At the same time, Norment is working to open the Marijuana Hall of Fame, which he envisions as a pot-centric museum enshrining famous stoners such as Cheech & Chong and Snoop Dogg. After registering a trademark earlier this year, Norment is now looking to partner with heavy hitters in the weed industry while scouting locations in Las Vegas for the tourist-friendly attraction.
Dan Pettigrew has helped build Viola Brands into the bellwether for black ownership in the white-dominated weed industry.
The native South Sider co-founded the upstart pot company in 2011 with Al Harrington, a longtime family friend who was playing for the Denver Nuggets at the time. Prior to moving to Colorado to help launch the brand, Pettigrew was a serial entrepreneur who had worked in nightclub and concert promotions and managed various real estate properties.
Named for Harrington’s grandmother — who reluctantly turned to cannabis to manage glaucoma and diabetes and quickly found relief — Viola now cultivates cannabis in Colorado, Oregon, California and Michigan, where the company also has retail operations.
As Viola plans to expand into Arizona and Nevada, Pettigrew noted that establishing another foothold in Illinois’ nascent pot industry is vital.
“For me personally, it’s huge. I’d love for the opportunity to participate in the industry in my home town,” said Pettigrew, 46, who now lives in Hyde Park with his family. “We feel like as long as the playing field is level, we’ll be able to compete with anybody on the planet.”

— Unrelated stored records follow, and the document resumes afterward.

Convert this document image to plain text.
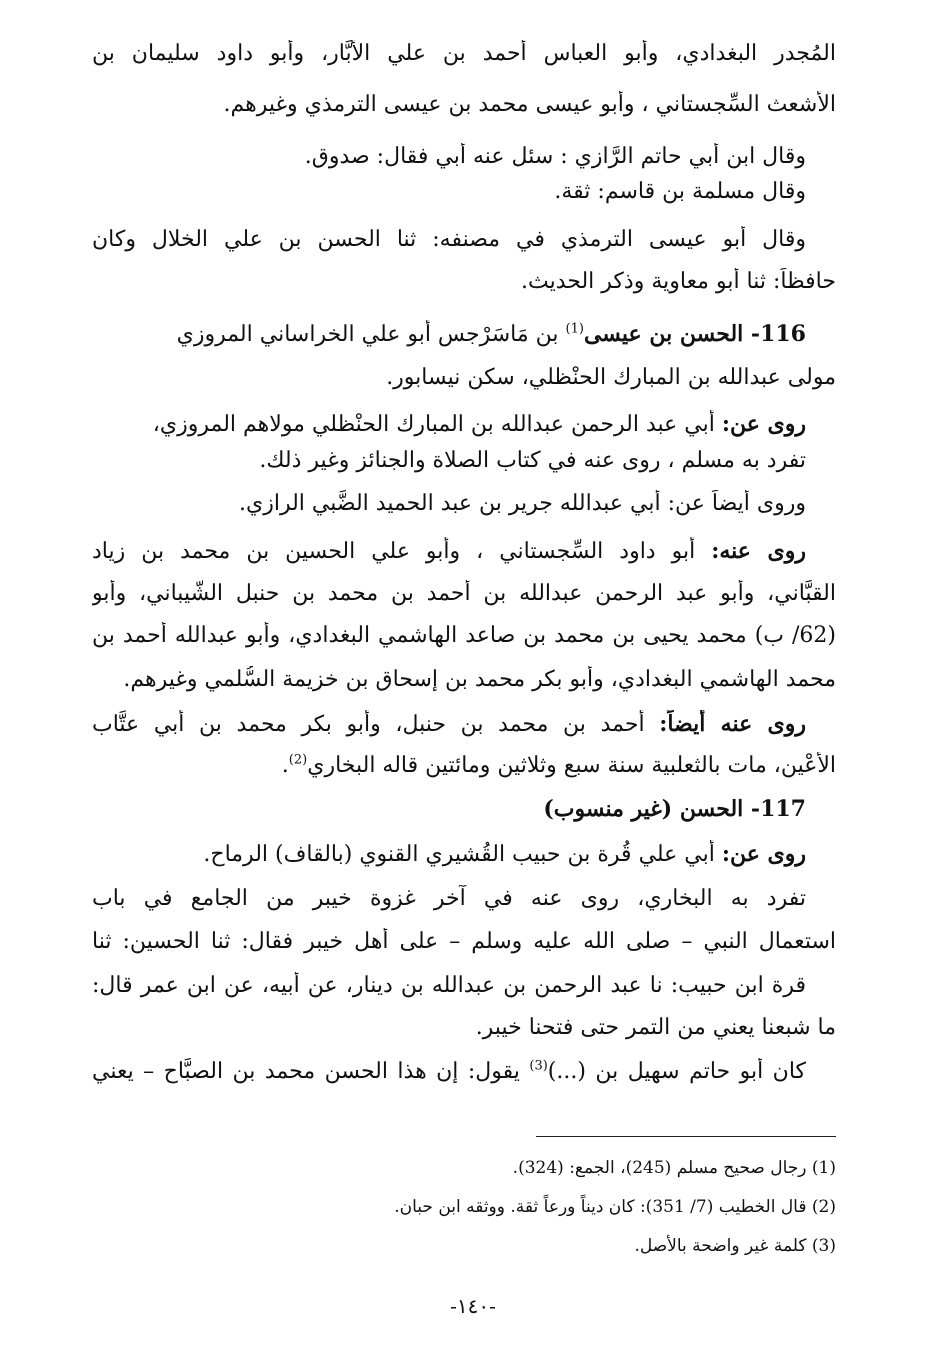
المُجدر البغدادي، وأبو العباس أحمد بن علي الأبَّار، وأبو داود سليمان بن
الأشعث السِّجستاني ، وأبو عيسى محمد بن عيسى الترمذي وغيرهم.
وقال ابن أبي حاتم الرَّازي : سئل عنه أبي فقال: صدوق.
وقال مسلمة بن قاسم: ثقة.
وقال أبو عيسى الترمذي في مصنفه: ثنا الحسن بن علي الخلال وكان
حافظاً: ثنا أبو معاوية وذكر الحديث.
116- الحسن بن عيسى$^{(1)}$ بن مَاسَرْجس أبو علي الخراساني المروزي
مولى عبدالله بن المبارك الحنْظلي، سكن نيسابور.
روى عن: أبي عبد الرحمن عبدالله بن المبارك الحنْظلي مولاهم المروزي،
تفرد به مسلم ، روى عنه في كتاب الصلاة والجنائز وغير ذلك.
وروى أيضاً عن: أبي عبدالله جرير بن عبد الحميد الضَّبي الرازي.
روى عنه: أبو داود السِّجستاني ، وأبو علي الحسين بن محمد بن زياد
القبَّاني، وأبو عبد الرحمن عبدالله بن أحمد بن محمد بن حنبل الشَّيباني، وأبو
(62/ ب) محمد يحيى بن محمد بن صاعد الهاشمي البغدادي، وأبو عبدالله أحمد بن
محمد الهاشمي البغدادي، وأبو بكر محمد بن إسحاق بن خزيمة السُّلمي وغيرهم.
روى عنه أيضاً: أحمد بن محمد بن حنبل، وأبو بكر محمد بن أبي عتَّاب
الأعْين، مات بالثعلبية سنة سبع وثلاثين ومائتين قاله البخاري$^{(2)}$.
117- الحسن (غير منسوب)
روى عن: أبي علي قُرة بن حبيب القُشيري القنوي (بالقاف) الرماح.
تفرد به البخاري، روى عنه في آخر غزوة خيبر من الجامع في باب
استعمال النبي – صلى الله عليه وسلم – على أهل خيبر فقال: ثنا الحسين: ثنا
قرة ابن حبيب: نا عبد الرحمن بن عبدالله بن دينار، عن أبيه، عن ابن عمر قال:
ما شبعنا يعني من التمر حتى فتحنا خيبر.
كان أبو حاتم سهيل بن (...)$^{(3)}$ يقول: إن هذا الحسن محمد بن الصبَّاح – يعني
(1) رجال صحيح مسلم (245)، الجمع: (324).
(2) قال الخطيب (7/ 351): كان ديناً ورعاً ثقة. ووثقه ابن حبان.
(3) كلمة غير واضحة بالأصل.
-١٤٠-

Viola intends to apply for multiple dispensary permits in Illinois, as well as craft grow, transportation and processing licenses, Pettigrew said. Unlike the other applicants profiled by the Sun-Times, his social equity status will be determined only by his residency in a disproportionately affected area.
While Pettigrew views legal cannabis as a source of boundless opportunity for people of color, he remains a fierce advocate for minority ownership — not simply participation.
“The industry changed my life,” he said, “and I’d like more people that look like me to have a similar opportunity.”